Medically reviewed by
Sreenivas Rao, MD
McLeod Oncology and Hematology Associates
Some types of cancer – such as lung or breast cancer – begin in a specific place in the body. Lymphoma – cancer of the lymph glands — is different.
“Lymphomas can arise in any area of the body,” says McLeod Oncologist Dr. Sreenivas Rao. “The face, inside the mouth, inside the chest, in the breast, in the colon, in the GI tract, in the retro peritoneum (the space between abdomen and the back abdominal wall and the posterior abdominal wall that contains the kidneys and associated structures), in the back or in organs like the liver, the kidneys, the bones and the heart. This cancer can be anywhere, because the body has lymph glands everywhere.”
Lymphomas respond favorably to chemotherapy. Some lymphomas are potentially curable, thanks to many advancements in oncology, specifically immunotherapy, using antibodies or T cells targeting special proteins on the surface of lymphocytes. Sometimes radiation is part of the treatment, depending on the location, the size of the tumor and the stage of the disease. However, unlike other kinds of solid tumors, we don’t remove lymphomas by surgery, largely because we know that they respond favorably to chemotherapy and immunotherapy. We can also incorporate stem cell transplantation as a treatment option for lymphoma.
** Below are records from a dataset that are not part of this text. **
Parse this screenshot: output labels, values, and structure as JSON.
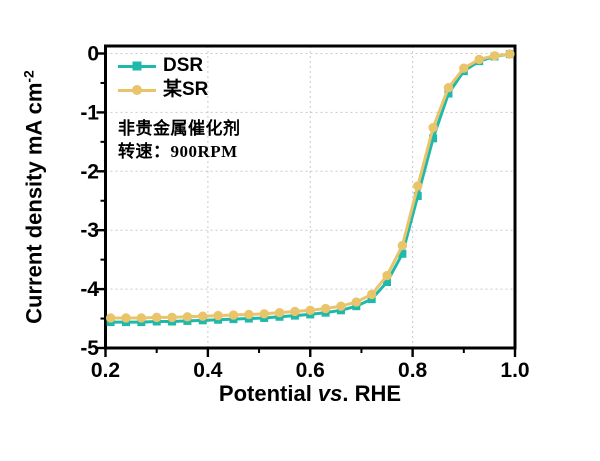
{
  "figure": {
    "background": "#ffffff",
    "frame_color": "#000000",
    "grid": {
      "color": "#c9c9c9",
      "style": "dashed"
    },
    "x_axis": {
      "title_pre": "Potential ",
      "title_italic": "vs",
      "title_post": ". RHE",
      "tick_labels": [
        "0.2",
        "0.4",
        "0.6",
        "0.8",
        "1.0"
      ],
      "tick_values": [
        0.2,
        0.4,
        0.6,
        0.8,
        1.0
      ],
      "minor_tick_values": [
        0.3,
        0.5,
        0.7,
        0.9
      ]
    },
    "y_axis": {
      "title_main": "Current density mA cm",
      "title_sup": "-2",
      "tick_labels": [
        "0",
        "-1",
        "-2",
        "-3",
        "-4",
        "-5"
      ],
      "tick_values": [
        0,
        -1,
        -2,
        -3,
        -4,
        -5
      ],
      "minor_tick_values": [
        -0.5,
        -1.5,
        -2.5,
        -3.5,
        -4.5
      ]
    },
    "legend": {
      "items": [
        {
          "label": "DSR",
          "color": "#1eb9ab",
          "marker": "square"
        },
        {
          "label": "某SR",
          "color": "#e9c46a",
          "marker": "circle"
        }
      ]
    },
    "annotation": {
      "line1": "非贵金属催化剂",
      "line2": "转速：900RPM"
    }
  },
  "chart_data": {
    "type": "line",
    "title": "",
    "xlabel": "Potential vs. RHE",
    "ylabel": "Current density mA cm⁻²",
    "xlim": [
      0.2,
      1.0
    ],
    "ylim": [
      -5,
      0.13
    ],
    "grid": "dashed major gridlines, box frame, outward ticks",
    "legend_position": "top-left",
    "x": [
      0.21,
      0.24,
      0.27,
      0.3,
      0.33,
      0.36,
      0.39,
      0.42,
      0.45,
      0.48,
      0.51,
      0.54,
      0.57,
      0.6,
      0.63,
      0.66,
      0.69,
      0.72,
      0.75,
      0.78,
      0.81,
      0.84,
      0.87,
      0.9,
      0.93,
      0.96,
      0.99
    ],
    "series": [
      {
        "name": "DSR",
        "color": "#1eb9ab",
        "marker": "square",
        "values": [
          -4.56,
          -4.56,
          -4.56,
          -4.55,
          -4.55,
          -4.54,
          -4.53,
          -4.52,
          -4.51,
          -4.5,
          -4.49,
          -4.47,
          -4.45,
          -4.43,
          -4.4,
          -4.36,
          -4.29,
          -4.17,
          -3.88,
          -3.4,
          -2.42,
          -1.44,
          -0.68,
          -0.3,
          -0.13,
          -0.05,
          -0.01
        ]
      },
      {
        "name": "某SR",
        "color": "#e9c46a",
        "marker": "circle",
        "values": [
          -4.49,
          -4.49,
          -4.49,
          -4.48,
          -4.48,
          -4.47,
          -4.46,
          -4.45,
          -4.44,
          -4.43,
          -4.42,
          -4.4,
          -4.38,
          -4.36,
          -4.33,
          -4.29,
          -4.22,
          -4.09,
          -3.77,
          -3.26,
          -2.25,
          -1.26,
          -0.58,
          -0.25,
          -0.1,
          -0.04,
          -0.01
        ]
      }
    ]
  }
}
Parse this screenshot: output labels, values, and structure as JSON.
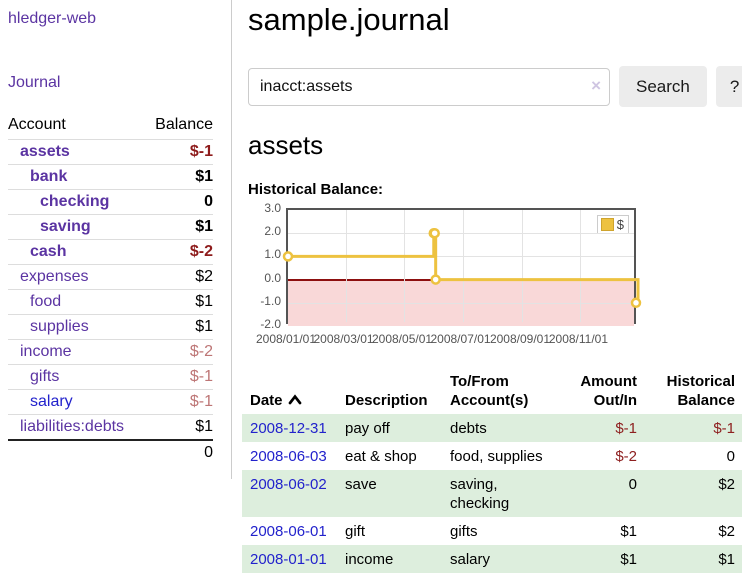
{
  "sidebar": {
    "brand": "hledger-web",
    "journal_link": "Journal",
    "accounts": {
      "header": {
        "account": "Account",
        "balance": "Balance"
      },
      "rows": [
        {
          "name": "assets",
          "balance": "$-1"
        },
        {
          "name": "bank",
          "balance": "$1"
        },
        {
          "name": "checking",
          "balance": "0"
        },
        {
          "name": "saving",
          "balance": "$1"
        },
        {
          "name": "cash",
          "balance": "$-2"
        },
        {
          "name": "expenses",
          "balance": "$2"
        },
        {
          "name": "food",
          "balance": "$1"
        },
        {
          "name": "supplies",
          "balance": "$1"
        },
        {
          "name": "income",
          "balance": "$-2"
        },
        {
          "name": "gifts",
          "balance": "$-1"
        },
        {
          "name": "salary",
          "balance": "$-1"
        },
        {
          "name": "liabilities:debts",
          "balance": "$1"
        }
      ],
      "total": "0"
    }
  },
  "main": {
    "title": "sample.journal",
    "search": {
      "value": "inacct:assets",
      "clear_icon": "×",
      "search_button": "Search",
      "help_button": "?"
    },
    "account_heading": "assets",
    "section_label": "Historical Balance:"
  },
  "colors": {
    "link_purple": "#5b34a2",
    "link_blue": "#2222cc",
    "negative_strong": "#8e1b1b",
    "negative_soft": "#bd7575",
    "row_green": "#ddeedd",
    "series_gold": "#edc240",
    "below_zero_pink": "#f9d8d8",
    "zero_line": "#8d0f0f"
  },
  "chart_data": {
    "type": "line",
    "step": true,
    "title": "Historical Balance",
    "xlim": [
      "2008/01/01",
      "2008/12/31"
    ],
    "ylim": [
      -2,
      3
    ],
    "yticks": [
      {
        "label": "3.0",
        "value": 3
      },
      {
        "label": "2.0",
        "value": 2
      },
      {
        "label": "1.0",
        "value": 1
      },
      {
        "label": "0.0",
        "value": 0
      },
      {
        "label": "-1.0",
        "value": -1
      },
      {
        "label": "-2.0",
        "value": -2
      }
    ],
    "xticks": [
      {
        "label": "2008/01/01",
        "date": "2008/01/01"
      },
      {
        "label": "2008/03/01",
        "date": "2008/03/01"
      },
      {
        "label": "2008/05/01",
        "date": "2008/05/01"
      },
      {
        "label": "2008/07/01",
        "date": "2008/07/01"
      },
      {
        "label": "2008/09/01",
        "date": "2008/09/01"
      },
      {
        "label": "2008/11/01",
        "date": "2008/11/01"
      }
    ],
    "legend": [
      {
        "label": "$",
        "color": "#edc240"
      }
    ],
    "legend_position": "top-right",
    "grid": true,
    "series": [
      {
        "name": "$",
        "color": "#edc240",
        "points": [
          {
            "date": "2008/01/01",
            "value": 1
          },
          {
            "date": "2008/06/01",
            "value": 2
          },
          {
            "date": "2008/06/02",
            "value": 2
          },
          {
            "date": "2008/06/03",
            "value": 0
          },
          {
            "date": "2008/12/31",
            "value": -1
          }
        ]
      }
    ]
  },
  "register": {
    "headers": {
      "date": "Date",
      "description": "Description",
      "accounts": "To/From Account(s)",
      "amount": "Amount Out/In",
      "balance": "Historical Balance"
    },
    "rows": [
      {
        "date": "2008-12-31",
        "description": "pay off",
        "accounts": "debts",
        "amount": "$-1",
        "balance": "$-1"
      },
      {
        "date": "2008-06-03",
        "description": "eat & shop",
        "accounts": "food, supplies",
        "amount": "$-2",
        "balance": "0"
      },
      {
        "date": "2008-06-02",
        "description": "save",
        "accounts": "saving, checking",
        "amount": "0",
        "balance": "$2"
      },
      {
        "date": "2008-06-01",
        "description": "gift",
        "accounts": "gifts",
        "amount": "$1",
        "balance": "$2"
      },
      {
        "date": "2008-01-01",
        "description": "income",
        "accounts": "salary",
        "amount": "$1",
        "balance": "$1"
      }
    ]
  }
}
Hodgkin lymphoma at an early stage (1 or 2) has a very high chance of response and eventual cure – as high as a 90% cure rate. With the diffuse large B-cell lymphoma (depending on the stage of the disease), we are able to cure more than 50% of patients. For mantle cell lymphoma, outside of a transplant for a more advanced disease, the cure rate or good response rate is in the range of 30%.
The last several years have been remarkable in oncology, including advances in the treatment of hematologic malignancies, such as lymphomas.